Neven Dumont und andere wollten offensichtlich der Linie von OB Schramma nicht folgen, hinter der sich die Führungen der bürgerlichen Parteien versammelt haben. Es solle Druck innerhalb der Parteien erzeugt werden, diese Frage ernst zu nehmen und ideologisch zu betrachten. Ludwig fürchtet, dies könne durchaus Erfolg haben: „Niemand sollte davon ausgehen, dass CDU oder FDP verlässliche Bündnispartner dabei sind, mehr Rechte für Immigranten zu erreichen oder auch nur die Ehrenfelder Moschee zu verteidigen. Die Haltung der Ehrenfelder CDU, die nur mit Druck vom OB und der Ratsfraktion davon abgehalten werden konnte, aktiv gegen den Moschee-Bau zu werden, zeigt das Potenzial für eine Kursänderung. Auch SPD und Grünen ist Einiges zuzutrauen.“
 
Seine Vermutung: „Die Absicht der bürgerlichen Islam-Gegner mag sein, eine eigene Anti-Moschee-Front aufzubauen und „pro Köln“ die Meinungsführerschaft in Sachen Islamophobie streitig zu machen. Das wird nicht funktionieren. Diejenigen, die sich gegen Muslime aufhetzen lassen, machen die feinen Unterschiede nicht, die Neven DuMont und Giordano machen.

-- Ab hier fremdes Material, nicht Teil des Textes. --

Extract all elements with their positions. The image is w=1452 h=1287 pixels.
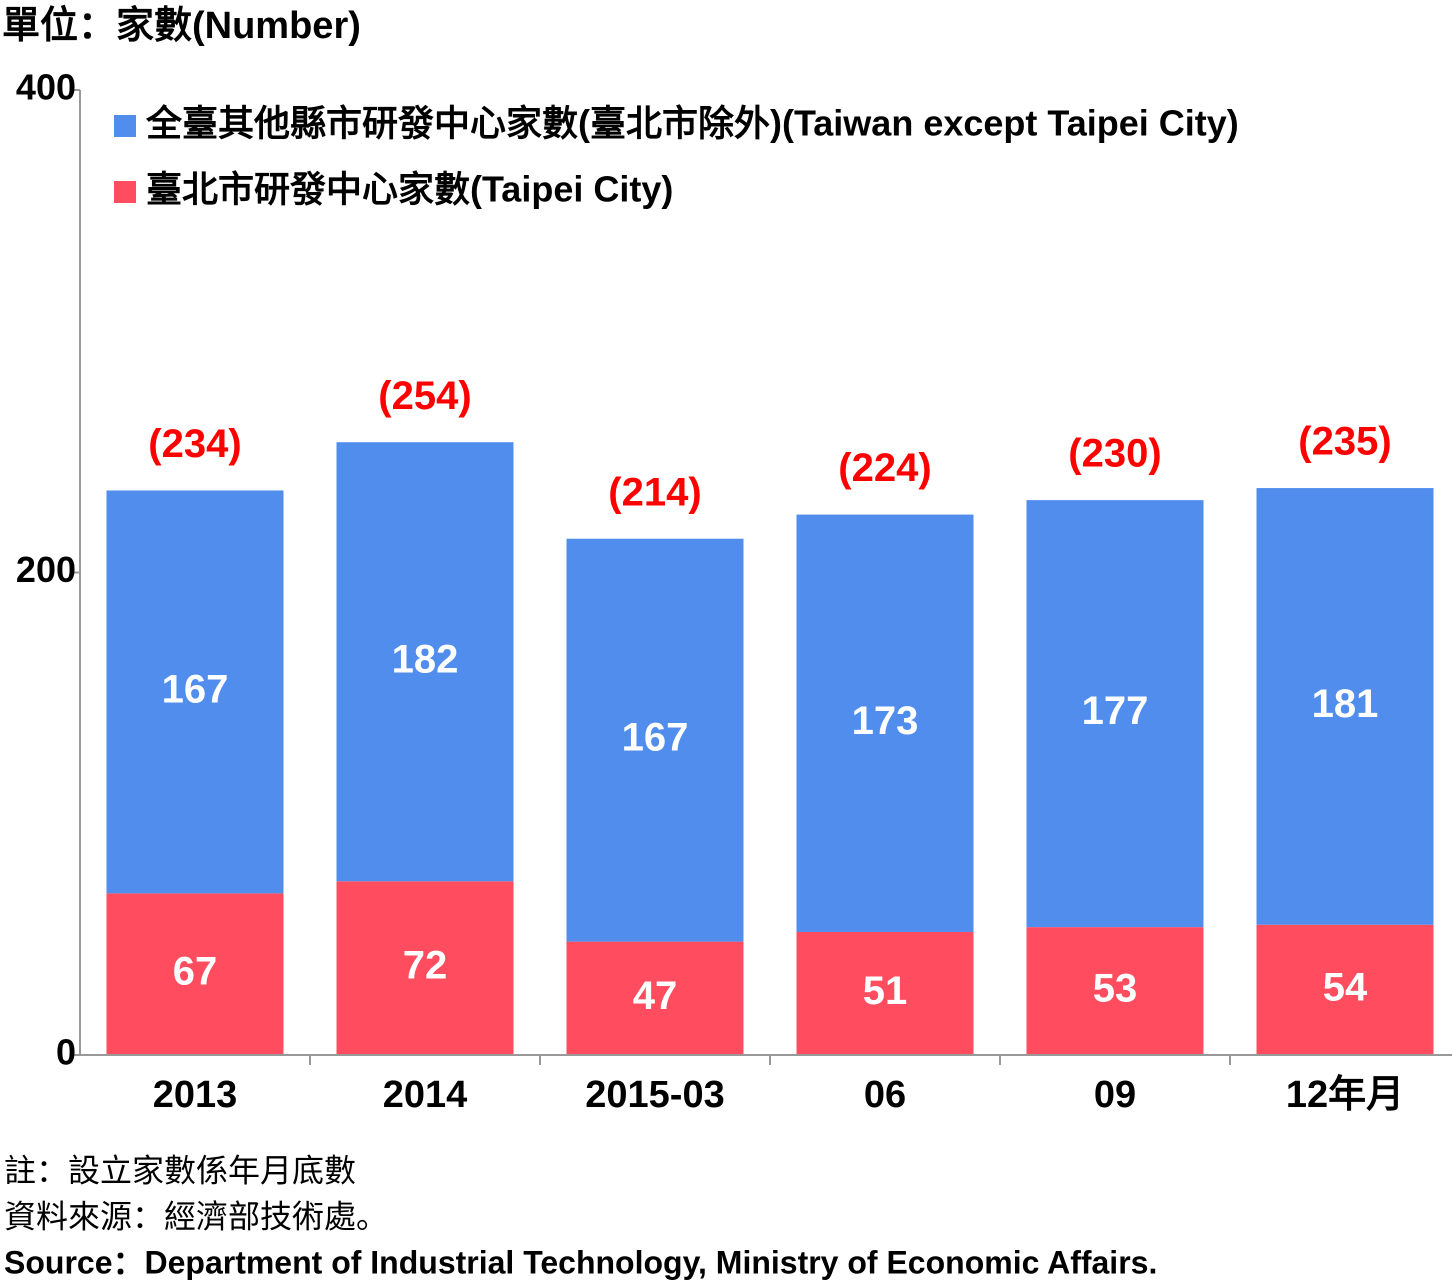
value-label: 53	[1093, 967, 1138, 1011]
bar-segment	[566, 941, 744, 1055]
bar-segment	[796, 514, 974, 932]
total-label: (214)	[608, 470, 701, 514]
bar-segment	[796, 931, 974, 1055]
x-tick-label: 2015-03	[585, 1074, 724, 1116]
total-label: (234)	[148, 422, 241, 466]
legend-swatch	[114, 181, 136, 203]
total-label: (254)	[378, 374, 471, 418]
bar-segment	[1026, 927, 1204, 1055]
value-label: 67	[173, 950, 218, 994]
source-note: 資料來源：經濟部技術處。	[4, 1198, 388, 1234]
note: 註：設立家數係年月底數	[4, 1152, 356, 1188]
value-label: 182	[392, 637, 459, 681]
value-label: 47	[633, 974, 678, 1018]
x-tick-label: 06	[864, 1074, 906, 1116]
value-label: 167	[162, 667, 229, 711]
unit-label: 單位：家數(Number)	[2, 5, 361, 47]
value-label: 177	[1082, 689, 1149, 733]
total-label: (224)	[838, 446, 931, 490]
x-tick-label: 2014	[383, 1074, 468, 1116]
x-tick-label: 09	[1094, 1074, 1136, 1116]
bar-segment	[106, 893, 284, 1055]
bar-segment	[1026, 500, 1204, 928]
y-tick-label: 200	[16, 549, 76, 590]
y-tick-label: 400	[16, 67, 76, 108]
bar-segment	[336, 881, 514, 1055]
legend-label: 臺北市研發中心家數(Taipei City)	[146, 169, 673, 210]
source-note: Source：Department of Industrial Technolo…	[4, 1244, 1157, 1280]
legend-swatch	[114, 115, 136, 137]
bar-segment	[106, 490, 284, 894]
value-label: 54	[1323, 965, 1368, 1009]
value-label: 51	[863, 969, 908, 1013]
value-label: 167	[622, 716, 689, 760]
value-label: 173	[852, 699, 919, 743]
bar-segment	[336, 442, 514, 882]
y-tick-label: 0	[56, 1032, 76, 1073]
bar-segment	[1256, 924, 1434, 1055]
legend-label: 全臺其他縣市研發中心家數(臺北市除外)(Taiwan except Taipei…	[145, 103, 1239, 144]
value-label: 72	[403, 944, 448, 988]
total-label: (230)	[1068, 432, 1161, 476]
value-label: 181	[1312, 682, 1379, 726]
bar-segment	[1256, 488, 1434, 925]
x-tick-label: 12年月	[1286, 1074, 1404, 1116]
bar-segment	[566, 538, 744, 942]
total-label: (235)	[1298, 420, 1391, 464]
x-tick-label: 2013	[153, 1074, 238, 1116]
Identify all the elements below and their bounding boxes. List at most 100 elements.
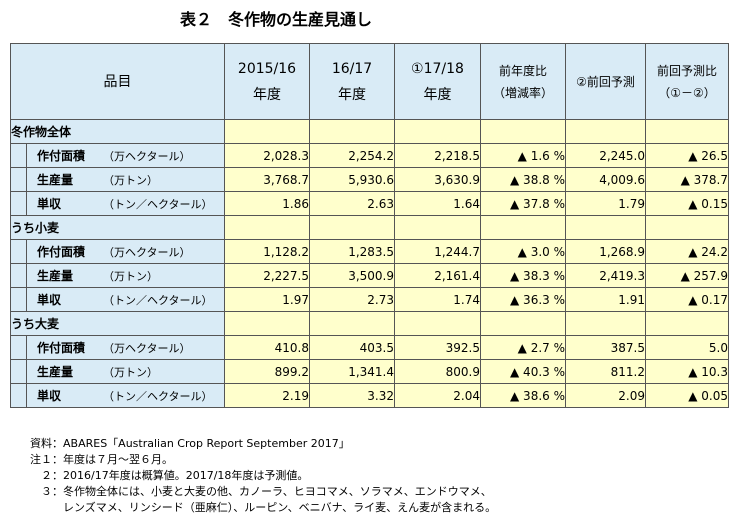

Sie werden dadurch nicht zu Befürwortern des Staates Israels oder des jüdischen Lebens in Deutschland. Sie sind „gegen Ausländer“, gegen Minderheiten. Sie werden sich bestätigt fühlen, wenn sie Hetze gegen die Moschee in den Zeitungen lesen, werden aber noch lange nicht die arroganten Establishment-Figuren als ihre Interessenvertreter ansehen. Sie werden sich hingegen darin bestärkt fühlen, „proKöln“ offen zu unterstützen. Die rechte Truppe um Manfred Rouhs kann sich nur bedanken bei Giordano und den Dumont-Medien.“

ProKoeln - im Stadtrat
Freut sich über und klagt trotzdem gegen Giordano – pro Köln-Fraktion im Stadtrat | Foto: NRhZ-Archiv

Aufgabe der politischen Linken

Aufgabe der politischen Linken und der Gewerkschaften sei es deshalb, „die Verteidigung des Rechtes auf den Bau einer repräsentativen Moschee in die Hand zu nehmen. Nicht mit oberflächlicher „Multikulti-Standort“-Argumentation oder mit einer unkritischen Haltung zu DITIB, die letztendlich auch nur eine konservativ-religiöse Organisation ist. Sondern mit einer klaren Haltung, dass nur die Verteidigung demokratischer Rechte, die weitgehende Gleichberechtigung, das Respektieren von anderen Kulturen und Religionen die Grundlage ist, auf der die Mehrheit der Bevölkerung, die arbeitenden und erwerbslosen Menschen, gemeinsam für ein besseres Leben agieren können“. Deshalb sei es notwendig, „die Aktionen gegen den „pro Köln“-Aufmarsch am 16. Juni vorzubereiten aber auch, die bürgerliche Anti-Islam-Propaganda zu kontern“.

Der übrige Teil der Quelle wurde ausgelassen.